Episode 6, In which Tammy enjoys flour sacks and family history

2016-exhibitions-flour-exh

Exhibit flyer from Curator Edward Irvine and the Cameron Art Museum

Cameron Art Museum, Wilmington, North Carolina

After Hurricane Matthew moved the opening of Art from Flour: Barrel to Bag back a week,  I was dismayed to realize the new opening date coincided with a show for which I’d bought tickets and for which I’ve been waiting twenty years to see: Rent. (Yes, life is full. This is not a complaint.) This meant another week of not getting to the exhibit and missing its opening festivities, but it all turned out all right. When I did get to see it, my mom was with me, which made it even better.

Art from Flour: Barrel to Bag explores the connections between design, commercial culture, and those amazing moments when people find themselves with little and decide to make art out of it. My friend Ned Irvine curated this fantastic show, and part of the joy of seeing it with him was recalling all the conversations over coffee and lunch on design and the American consumer economy, for his work on design and flour coincided with mine on bicentennial consumerism and the beginnings of my interest in tourist photography.

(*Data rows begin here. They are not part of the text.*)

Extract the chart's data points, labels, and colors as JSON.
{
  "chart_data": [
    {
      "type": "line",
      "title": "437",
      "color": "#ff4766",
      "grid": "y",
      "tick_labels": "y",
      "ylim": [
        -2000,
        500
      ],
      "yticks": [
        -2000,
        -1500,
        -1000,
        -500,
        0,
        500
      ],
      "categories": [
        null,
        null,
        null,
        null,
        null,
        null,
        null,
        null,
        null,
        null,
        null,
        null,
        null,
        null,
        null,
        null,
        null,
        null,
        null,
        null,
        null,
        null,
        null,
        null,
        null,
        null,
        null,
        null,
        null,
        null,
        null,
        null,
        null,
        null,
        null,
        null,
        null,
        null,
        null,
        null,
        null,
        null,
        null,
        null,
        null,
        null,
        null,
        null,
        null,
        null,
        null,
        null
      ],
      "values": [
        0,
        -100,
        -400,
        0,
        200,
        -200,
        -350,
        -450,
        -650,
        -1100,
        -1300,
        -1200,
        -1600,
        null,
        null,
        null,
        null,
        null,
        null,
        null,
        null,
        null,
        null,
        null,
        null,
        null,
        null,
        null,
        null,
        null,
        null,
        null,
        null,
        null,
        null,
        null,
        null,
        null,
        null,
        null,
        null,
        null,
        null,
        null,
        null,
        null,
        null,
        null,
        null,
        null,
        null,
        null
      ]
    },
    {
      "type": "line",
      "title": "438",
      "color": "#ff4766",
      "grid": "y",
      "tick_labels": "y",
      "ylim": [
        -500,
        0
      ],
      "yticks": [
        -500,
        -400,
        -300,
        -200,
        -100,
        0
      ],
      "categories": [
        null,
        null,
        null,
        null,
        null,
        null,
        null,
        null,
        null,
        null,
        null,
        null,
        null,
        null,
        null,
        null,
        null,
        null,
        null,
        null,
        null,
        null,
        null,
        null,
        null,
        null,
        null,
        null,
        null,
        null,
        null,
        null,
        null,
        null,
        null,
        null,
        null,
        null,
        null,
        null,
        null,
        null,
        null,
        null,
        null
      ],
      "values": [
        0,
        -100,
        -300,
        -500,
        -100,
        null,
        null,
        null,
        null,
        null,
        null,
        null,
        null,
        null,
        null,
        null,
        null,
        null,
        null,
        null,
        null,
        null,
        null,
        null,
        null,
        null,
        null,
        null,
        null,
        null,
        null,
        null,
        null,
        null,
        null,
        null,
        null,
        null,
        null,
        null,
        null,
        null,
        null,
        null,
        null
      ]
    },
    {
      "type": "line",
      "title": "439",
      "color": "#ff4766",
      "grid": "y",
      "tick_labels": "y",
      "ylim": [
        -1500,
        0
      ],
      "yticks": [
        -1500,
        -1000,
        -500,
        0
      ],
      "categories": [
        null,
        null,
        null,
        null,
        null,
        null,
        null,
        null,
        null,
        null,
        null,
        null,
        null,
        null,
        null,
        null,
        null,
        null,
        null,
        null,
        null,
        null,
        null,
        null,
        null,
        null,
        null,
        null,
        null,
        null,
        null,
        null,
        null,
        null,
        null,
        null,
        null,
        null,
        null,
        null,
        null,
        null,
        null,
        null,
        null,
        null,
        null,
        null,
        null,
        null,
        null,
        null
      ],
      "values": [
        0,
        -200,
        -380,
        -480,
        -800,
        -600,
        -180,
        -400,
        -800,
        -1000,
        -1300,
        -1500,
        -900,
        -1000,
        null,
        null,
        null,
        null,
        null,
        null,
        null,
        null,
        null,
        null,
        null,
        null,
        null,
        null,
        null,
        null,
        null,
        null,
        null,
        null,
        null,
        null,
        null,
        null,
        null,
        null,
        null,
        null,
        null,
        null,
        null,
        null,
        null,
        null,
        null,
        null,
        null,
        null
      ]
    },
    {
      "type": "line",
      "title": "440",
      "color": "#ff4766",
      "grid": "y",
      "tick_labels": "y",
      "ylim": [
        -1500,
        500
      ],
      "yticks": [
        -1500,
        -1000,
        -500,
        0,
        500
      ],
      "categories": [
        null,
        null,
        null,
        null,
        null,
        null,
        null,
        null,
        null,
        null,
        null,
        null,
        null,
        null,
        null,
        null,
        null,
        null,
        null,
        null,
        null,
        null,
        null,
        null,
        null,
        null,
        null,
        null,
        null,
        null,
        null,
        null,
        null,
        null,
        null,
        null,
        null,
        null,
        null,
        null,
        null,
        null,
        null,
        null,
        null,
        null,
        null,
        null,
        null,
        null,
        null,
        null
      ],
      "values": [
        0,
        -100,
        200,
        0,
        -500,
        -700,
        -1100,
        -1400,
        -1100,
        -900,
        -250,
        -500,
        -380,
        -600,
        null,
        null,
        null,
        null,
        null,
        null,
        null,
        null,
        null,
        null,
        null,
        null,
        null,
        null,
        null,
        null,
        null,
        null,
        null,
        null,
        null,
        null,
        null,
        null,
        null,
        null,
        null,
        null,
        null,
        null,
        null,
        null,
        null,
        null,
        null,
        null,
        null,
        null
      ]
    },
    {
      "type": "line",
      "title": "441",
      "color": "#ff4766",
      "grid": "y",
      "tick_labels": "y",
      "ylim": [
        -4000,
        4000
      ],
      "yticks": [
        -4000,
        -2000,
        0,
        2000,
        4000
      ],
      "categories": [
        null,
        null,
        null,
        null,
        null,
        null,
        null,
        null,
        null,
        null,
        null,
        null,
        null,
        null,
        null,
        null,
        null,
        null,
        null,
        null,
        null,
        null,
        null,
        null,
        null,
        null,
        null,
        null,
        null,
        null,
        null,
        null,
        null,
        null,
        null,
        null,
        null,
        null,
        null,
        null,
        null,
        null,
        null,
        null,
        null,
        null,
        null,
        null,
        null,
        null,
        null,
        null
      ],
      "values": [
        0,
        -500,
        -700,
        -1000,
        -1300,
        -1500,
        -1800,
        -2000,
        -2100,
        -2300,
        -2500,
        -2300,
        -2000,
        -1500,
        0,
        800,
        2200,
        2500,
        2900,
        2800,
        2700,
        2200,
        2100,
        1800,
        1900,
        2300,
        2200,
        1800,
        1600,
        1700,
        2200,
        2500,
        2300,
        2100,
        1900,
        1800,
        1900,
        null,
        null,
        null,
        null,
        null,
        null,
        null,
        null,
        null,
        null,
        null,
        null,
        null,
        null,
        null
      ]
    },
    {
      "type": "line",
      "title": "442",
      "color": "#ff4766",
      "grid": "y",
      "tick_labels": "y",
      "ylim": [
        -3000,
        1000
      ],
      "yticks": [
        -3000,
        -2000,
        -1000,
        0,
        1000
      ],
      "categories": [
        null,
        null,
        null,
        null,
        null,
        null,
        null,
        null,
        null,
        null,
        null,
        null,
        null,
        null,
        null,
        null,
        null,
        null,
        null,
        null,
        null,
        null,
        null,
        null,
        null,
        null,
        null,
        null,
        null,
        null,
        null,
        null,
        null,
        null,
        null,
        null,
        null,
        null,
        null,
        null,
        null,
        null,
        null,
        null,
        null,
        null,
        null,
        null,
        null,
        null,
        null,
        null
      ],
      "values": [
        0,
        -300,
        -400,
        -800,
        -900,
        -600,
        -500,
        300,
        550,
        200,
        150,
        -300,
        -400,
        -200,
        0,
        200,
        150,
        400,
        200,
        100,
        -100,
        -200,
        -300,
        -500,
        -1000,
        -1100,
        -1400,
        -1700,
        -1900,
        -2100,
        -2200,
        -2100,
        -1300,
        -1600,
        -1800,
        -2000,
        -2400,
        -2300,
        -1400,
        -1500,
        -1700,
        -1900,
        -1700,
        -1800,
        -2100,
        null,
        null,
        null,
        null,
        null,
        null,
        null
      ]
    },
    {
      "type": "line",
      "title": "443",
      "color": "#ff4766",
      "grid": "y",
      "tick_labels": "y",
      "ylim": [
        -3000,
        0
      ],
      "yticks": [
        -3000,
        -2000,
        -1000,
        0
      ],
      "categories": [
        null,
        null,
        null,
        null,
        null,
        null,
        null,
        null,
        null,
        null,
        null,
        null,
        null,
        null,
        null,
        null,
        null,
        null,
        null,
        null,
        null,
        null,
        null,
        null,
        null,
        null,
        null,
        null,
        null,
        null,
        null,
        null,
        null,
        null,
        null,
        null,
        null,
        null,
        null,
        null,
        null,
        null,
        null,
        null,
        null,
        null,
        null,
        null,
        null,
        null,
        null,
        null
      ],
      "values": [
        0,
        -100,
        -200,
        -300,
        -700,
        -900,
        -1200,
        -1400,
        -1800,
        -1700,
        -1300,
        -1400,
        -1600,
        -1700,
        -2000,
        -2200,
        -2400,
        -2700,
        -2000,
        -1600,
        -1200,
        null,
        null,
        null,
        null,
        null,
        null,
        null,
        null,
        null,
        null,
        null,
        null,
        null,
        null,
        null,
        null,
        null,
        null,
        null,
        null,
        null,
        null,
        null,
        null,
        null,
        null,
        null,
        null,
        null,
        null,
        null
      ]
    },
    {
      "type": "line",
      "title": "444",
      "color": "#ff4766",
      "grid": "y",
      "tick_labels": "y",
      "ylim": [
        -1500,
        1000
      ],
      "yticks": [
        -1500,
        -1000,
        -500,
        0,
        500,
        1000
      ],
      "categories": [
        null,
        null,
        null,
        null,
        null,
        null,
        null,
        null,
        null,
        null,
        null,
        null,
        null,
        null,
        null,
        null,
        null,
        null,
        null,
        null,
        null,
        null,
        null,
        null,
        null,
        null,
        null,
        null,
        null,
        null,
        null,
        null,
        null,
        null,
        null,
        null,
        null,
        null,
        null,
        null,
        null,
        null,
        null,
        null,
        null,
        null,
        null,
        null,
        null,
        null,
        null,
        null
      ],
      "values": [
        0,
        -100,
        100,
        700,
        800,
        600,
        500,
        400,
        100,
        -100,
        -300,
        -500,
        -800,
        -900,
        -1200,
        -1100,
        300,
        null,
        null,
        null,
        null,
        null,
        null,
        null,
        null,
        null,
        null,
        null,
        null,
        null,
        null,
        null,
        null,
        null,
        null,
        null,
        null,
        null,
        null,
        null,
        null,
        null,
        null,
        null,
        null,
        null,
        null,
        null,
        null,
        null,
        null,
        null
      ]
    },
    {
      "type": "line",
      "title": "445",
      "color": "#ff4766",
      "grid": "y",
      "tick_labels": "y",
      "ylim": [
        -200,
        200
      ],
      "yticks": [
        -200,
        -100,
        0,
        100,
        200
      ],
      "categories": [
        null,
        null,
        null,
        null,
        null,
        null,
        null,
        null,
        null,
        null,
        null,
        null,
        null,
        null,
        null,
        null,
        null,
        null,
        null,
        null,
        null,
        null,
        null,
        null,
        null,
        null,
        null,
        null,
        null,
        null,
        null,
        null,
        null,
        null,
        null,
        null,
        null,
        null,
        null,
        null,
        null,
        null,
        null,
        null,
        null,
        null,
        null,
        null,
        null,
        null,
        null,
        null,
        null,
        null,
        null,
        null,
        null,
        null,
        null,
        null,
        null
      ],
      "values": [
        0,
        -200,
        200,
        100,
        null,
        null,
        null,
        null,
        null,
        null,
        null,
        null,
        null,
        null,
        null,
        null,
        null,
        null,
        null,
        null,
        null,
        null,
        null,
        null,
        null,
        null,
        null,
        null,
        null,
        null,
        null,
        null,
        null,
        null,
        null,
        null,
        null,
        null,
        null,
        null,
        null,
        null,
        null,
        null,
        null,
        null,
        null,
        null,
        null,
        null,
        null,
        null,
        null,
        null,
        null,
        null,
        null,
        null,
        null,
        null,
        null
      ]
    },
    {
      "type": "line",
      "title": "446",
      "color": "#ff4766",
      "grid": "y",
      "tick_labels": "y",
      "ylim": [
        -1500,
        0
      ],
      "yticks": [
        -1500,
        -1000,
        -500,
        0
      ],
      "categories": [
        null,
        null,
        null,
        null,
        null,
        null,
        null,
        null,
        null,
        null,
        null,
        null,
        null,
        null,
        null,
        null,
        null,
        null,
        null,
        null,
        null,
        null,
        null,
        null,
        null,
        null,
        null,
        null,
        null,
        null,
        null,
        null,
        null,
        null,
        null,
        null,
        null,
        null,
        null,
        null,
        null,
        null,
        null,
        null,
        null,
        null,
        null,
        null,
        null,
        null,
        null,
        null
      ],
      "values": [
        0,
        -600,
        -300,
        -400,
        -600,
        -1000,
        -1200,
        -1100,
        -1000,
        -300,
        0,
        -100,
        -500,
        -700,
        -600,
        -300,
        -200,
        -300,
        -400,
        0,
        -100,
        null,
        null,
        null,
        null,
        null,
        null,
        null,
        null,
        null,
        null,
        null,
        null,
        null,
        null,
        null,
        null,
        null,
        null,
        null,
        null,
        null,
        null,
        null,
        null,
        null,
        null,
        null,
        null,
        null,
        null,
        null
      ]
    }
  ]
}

The other joy came from my mom, who is a lifelong, practiced purveyor of joy. A true master in the art.

My mom grew up in rural Michigan in the late 40s and 50s. Her family was made up of, in the phrase of a new documentary, “Chicken People.” In addition to their day jobs, they raised chickens, sold eggs, and genuinely loved the birds, both when it came time to care for them and when it came time to eat them. (Plucking them was another story. My mom said she’d never teach me how to pluck a chicken so I’d never have to do it. Thanks Mom! That was a solid!). My grandpa, when he took his roosters to auction, would bid on them and buy them from himself if no one present had the intelligence to appreciate the rarity and beauty of those magnificent examples of pure cockitude.

Here’s where I circle back around to the flour sacks in the exhibit. Ned gave us a personal curator’s tour, which was a huge treat because no one knows more about the engaging designs of flour sacks than him. My mom had questions and insights because she had the lived experience relating to feed sacks, which have a history similar to that of flour sacks. Coming from a long line of creative and eccentric women who dealt often with scarcity, she is of the folk who found themselves with little and decided to make art with it. As they talked grist and fabric, I knew this was one of those moments when my absolute best and luckiest option consisted of listening and listening well.

Some time I’ll tell you about how my spouse thinks its funny when I get together with my mom’s side of the family because he thinks all we talk about are birds, sticks, and roots. I’ll start with that time my mom most awesomely referred to white pines as “opportunistic little bastards.” She rocks. For now, I’ll get back to appreciating what she and a good friend have to offer about flour sacks.